Have you seen this?  Share your story in a comment.


* This fact, by the way, is the best way to approach trying to convince sufferers to consider medication.  Rather than challenging the delusions, it is best to suggest that experience has shown that the troubles seem never to go away, and to suggest sympathetically that medications might at least help relieve the fear and anxiety with which she is living.


From → Social Work

  1. Rachel Castellano permalink

    My Mother is exhibiting this behavior and I am floored. It happens only when she is confronted with handling paperwork and being questioned on the phone. Simple tasks that don’t require much thought. Her home is very clean and she is a Jehovah’s Witness so when she studies, she writes the answers down on the literature and they are well thought formulated answers.

    • Thank you for your comment, Rachel.

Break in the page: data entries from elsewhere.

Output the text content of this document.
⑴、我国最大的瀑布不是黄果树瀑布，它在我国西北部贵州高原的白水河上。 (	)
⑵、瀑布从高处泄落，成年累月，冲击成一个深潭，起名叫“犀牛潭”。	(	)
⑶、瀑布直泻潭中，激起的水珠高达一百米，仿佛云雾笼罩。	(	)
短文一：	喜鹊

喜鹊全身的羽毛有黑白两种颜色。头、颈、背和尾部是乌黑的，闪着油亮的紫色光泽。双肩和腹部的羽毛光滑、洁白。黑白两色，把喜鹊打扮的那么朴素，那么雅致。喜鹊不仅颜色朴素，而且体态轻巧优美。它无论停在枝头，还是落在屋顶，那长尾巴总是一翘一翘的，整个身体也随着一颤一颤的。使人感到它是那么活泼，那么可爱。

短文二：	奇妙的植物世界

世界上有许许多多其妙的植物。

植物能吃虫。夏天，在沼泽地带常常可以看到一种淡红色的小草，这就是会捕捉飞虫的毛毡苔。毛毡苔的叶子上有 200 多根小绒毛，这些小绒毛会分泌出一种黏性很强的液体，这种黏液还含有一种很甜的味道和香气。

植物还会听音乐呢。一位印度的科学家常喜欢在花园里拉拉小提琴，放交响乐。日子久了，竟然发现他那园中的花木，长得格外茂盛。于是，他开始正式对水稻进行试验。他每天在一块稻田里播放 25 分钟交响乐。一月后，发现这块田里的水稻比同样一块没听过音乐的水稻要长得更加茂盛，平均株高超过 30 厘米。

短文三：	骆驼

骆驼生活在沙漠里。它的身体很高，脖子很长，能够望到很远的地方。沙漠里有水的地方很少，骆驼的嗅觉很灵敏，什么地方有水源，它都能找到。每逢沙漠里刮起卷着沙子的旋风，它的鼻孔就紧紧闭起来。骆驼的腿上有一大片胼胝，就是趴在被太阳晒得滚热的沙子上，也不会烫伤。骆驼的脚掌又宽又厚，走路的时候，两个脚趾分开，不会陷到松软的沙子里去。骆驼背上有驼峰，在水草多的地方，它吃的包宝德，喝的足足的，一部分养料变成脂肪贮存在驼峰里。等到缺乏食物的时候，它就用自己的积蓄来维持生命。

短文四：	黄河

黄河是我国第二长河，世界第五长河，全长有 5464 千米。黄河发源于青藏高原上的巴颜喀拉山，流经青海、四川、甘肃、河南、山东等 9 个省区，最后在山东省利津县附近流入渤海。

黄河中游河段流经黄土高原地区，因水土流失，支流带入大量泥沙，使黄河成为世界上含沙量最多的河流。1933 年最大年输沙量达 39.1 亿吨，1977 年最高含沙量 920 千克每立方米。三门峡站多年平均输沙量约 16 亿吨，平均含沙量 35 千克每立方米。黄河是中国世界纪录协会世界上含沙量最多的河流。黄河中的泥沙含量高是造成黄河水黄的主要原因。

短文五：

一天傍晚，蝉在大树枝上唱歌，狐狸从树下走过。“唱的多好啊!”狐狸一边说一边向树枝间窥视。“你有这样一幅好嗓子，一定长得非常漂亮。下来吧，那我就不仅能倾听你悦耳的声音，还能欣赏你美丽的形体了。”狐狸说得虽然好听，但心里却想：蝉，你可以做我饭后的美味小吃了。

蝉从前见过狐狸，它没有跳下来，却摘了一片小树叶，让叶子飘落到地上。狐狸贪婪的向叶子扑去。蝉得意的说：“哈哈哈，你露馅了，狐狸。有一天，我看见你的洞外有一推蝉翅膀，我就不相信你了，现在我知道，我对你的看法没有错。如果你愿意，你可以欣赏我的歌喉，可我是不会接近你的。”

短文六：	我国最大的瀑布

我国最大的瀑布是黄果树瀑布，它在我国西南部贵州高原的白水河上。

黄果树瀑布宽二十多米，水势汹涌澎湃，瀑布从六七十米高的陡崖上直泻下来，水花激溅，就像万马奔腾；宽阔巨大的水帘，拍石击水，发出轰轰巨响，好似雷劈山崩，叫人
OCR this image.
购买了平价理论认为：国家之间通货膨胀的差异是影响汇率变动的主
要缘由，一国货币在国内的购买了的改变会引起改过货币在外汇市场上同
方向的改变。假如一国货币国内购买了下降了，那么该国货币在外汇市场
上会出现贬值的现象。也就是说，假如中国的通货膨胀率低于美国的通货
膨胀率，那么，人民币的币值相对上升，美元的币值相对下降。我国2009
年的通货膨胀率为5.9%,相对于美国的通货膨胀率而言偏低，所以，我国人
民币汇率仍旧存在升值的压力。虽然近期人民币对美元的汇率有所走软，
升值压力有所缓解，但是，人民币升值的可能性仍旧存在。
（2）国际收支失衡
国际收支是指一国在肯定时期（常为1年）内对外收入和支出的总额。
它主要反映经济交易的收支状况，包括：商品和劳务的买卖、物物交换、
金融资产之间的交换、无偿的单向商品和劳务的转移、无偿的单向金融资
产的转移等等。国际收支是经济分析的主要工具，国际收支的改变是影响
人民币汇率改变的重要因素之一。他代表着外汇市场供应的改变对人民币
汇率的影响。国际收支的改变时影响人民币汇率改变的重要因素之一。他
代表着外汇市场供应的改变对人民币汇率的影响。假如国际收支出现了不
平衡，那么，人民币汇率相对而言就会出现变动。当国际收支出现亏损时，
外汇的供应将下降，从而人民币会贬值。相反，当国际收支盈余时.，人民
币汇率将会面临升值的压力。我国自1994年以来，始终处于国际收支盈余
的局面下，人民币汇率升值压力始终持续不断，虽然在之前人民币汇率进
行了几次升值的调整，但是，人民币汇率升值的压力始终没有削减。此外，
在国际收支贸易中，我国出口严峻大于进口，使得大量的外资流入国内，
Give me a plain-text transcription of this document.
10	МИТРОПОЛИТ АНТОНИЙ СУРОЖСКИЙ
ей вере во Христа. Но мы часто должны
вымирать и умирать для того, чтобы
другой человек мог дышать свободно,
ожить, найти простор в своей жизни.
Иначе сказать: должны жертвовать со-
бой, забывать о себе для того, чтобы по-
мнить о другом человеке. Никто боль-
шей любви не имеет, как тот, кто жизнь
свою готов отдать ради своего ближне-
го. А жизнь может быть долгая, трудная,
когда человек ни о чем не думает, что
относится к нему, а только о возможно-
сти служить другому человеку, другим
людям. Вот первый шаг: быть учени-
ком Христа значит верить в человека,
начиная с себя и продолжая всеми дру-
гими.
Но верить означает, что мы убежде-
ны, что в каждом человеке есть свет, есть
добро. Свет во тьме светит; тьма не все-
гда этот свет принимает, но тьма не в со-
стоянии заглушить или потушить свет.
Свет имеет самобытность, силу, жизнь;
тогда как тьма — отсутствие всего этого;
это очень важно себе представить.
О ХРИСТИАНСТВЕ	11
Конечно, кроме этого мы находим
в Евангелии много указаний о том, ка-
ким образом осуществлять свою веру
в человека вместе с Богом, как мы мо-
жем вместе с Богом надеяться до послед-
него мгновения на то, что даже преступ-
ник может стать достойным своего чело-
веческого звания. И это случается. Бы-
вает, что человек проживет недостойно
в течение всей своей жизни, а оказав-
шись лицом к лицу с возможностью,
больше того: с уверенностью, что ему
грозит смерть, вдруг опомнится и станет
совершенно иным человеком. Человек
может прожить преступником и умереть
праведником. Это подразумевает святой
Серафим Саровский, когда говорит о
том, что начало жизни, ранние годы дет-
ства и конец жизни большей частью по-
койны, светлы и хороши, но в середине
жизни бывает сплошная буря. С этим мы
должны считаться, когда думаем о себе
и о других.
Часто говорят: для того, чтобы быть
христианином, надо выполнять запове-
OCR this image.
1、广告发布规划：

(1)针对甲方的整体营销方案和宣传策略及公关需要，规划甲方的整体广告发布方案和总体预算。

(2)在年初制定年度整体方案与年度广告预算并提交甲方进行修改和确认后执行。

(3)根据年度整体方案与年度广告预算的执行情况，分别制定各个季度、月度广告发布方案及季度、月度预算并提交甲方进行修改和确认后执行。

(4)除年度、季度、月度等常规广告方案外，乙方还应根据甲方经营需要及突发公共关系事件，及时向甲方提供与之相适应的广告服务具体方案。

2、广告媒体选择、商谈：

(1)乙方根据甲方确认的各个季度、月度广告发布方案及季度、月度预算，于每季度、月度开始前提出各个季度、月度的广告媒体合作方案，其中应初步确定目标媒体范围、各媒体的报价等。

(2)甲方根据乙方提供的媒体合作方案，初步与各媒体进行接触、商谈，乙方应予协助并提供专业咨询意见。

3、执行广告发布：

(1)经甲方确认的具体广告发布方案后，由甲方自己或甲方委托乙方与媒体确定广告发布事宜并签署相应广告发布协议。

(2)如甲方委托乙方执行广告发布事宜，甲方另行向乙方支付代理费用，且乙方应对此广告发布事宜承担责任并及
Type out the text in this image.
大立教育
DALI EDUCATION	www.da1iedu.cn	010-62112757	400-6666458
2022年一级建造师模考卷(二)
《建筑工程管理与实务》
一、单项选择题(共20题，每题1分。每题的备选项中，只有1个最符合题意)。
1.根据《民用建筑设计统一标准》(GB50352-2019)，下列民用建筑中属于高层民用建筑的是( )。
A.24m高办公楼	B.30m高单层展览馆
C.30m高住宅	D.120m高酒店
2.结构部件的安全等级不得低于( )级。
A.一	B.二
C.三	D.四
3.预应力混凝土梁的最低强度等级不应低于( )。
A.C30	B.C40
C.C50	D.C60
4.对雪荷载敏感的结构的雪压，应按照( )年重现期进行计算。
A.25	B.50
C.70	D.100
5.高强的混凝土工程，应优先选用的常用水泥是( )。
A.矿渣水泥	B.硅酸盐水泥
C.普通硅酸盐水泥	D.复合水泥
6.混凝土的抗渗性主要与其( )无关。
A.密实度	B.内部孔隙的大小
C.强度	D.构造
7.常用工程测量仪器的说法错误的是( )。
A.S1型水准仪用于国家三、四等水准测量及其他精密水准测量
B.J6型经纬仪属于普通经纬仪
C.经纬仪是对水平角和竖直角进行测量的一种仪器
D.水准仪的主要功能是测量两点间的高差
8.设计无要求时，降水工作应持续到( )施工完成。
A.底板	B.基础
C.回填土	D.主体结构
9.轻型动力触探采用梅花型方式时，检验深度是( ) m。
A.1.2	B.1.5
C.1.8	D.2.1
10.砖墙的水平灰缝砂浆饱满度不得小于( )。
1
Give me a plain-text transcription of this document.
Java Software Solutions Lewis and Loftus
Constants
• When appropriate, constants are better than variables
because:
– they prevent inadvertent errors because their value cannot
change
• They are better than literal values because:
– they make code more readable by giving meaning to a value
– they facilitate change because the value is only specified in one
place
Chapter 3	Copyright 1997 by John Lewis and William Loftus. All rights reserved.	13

      Lacking further information*, I’m not entirely sure that your mother has this disorder. The delusions are persistent at all times, not episodic. It may be that she is in the early stages. Alternatively, she may be experiencing some early symptoms of dementia. The task of handling paperwork, or that of answering questions, may force her to be aware of some loss of memory and reasoning function and thus lead to some irritability. Having time to read a familiar subject, think about questions in an unhurried manner, and write them down without any pressure might not be a fair comparison to being questioned in real time on the phone. My mother never developed any significant dementia but did suffer some memory loss. She spent some time doing crossword puzzles and liked to go over a very old geometry text she had as a way of exercising her mind and found those activities pleasurable. On the other hand, she would get frustrated during real time conversations when trying to remember names and events. Whatever the case, do keep an eye open for any worsening of signs and symptoms of dementia.

      * Much depends on how old she is (you didn’t say), what medical conditions she may have and what medications she may be taking.

  2. Reblogged this on The Curmudgeon and commented:

    I wanted to push this post up higher in the list and so am re-blogging it. Hope springs eternal.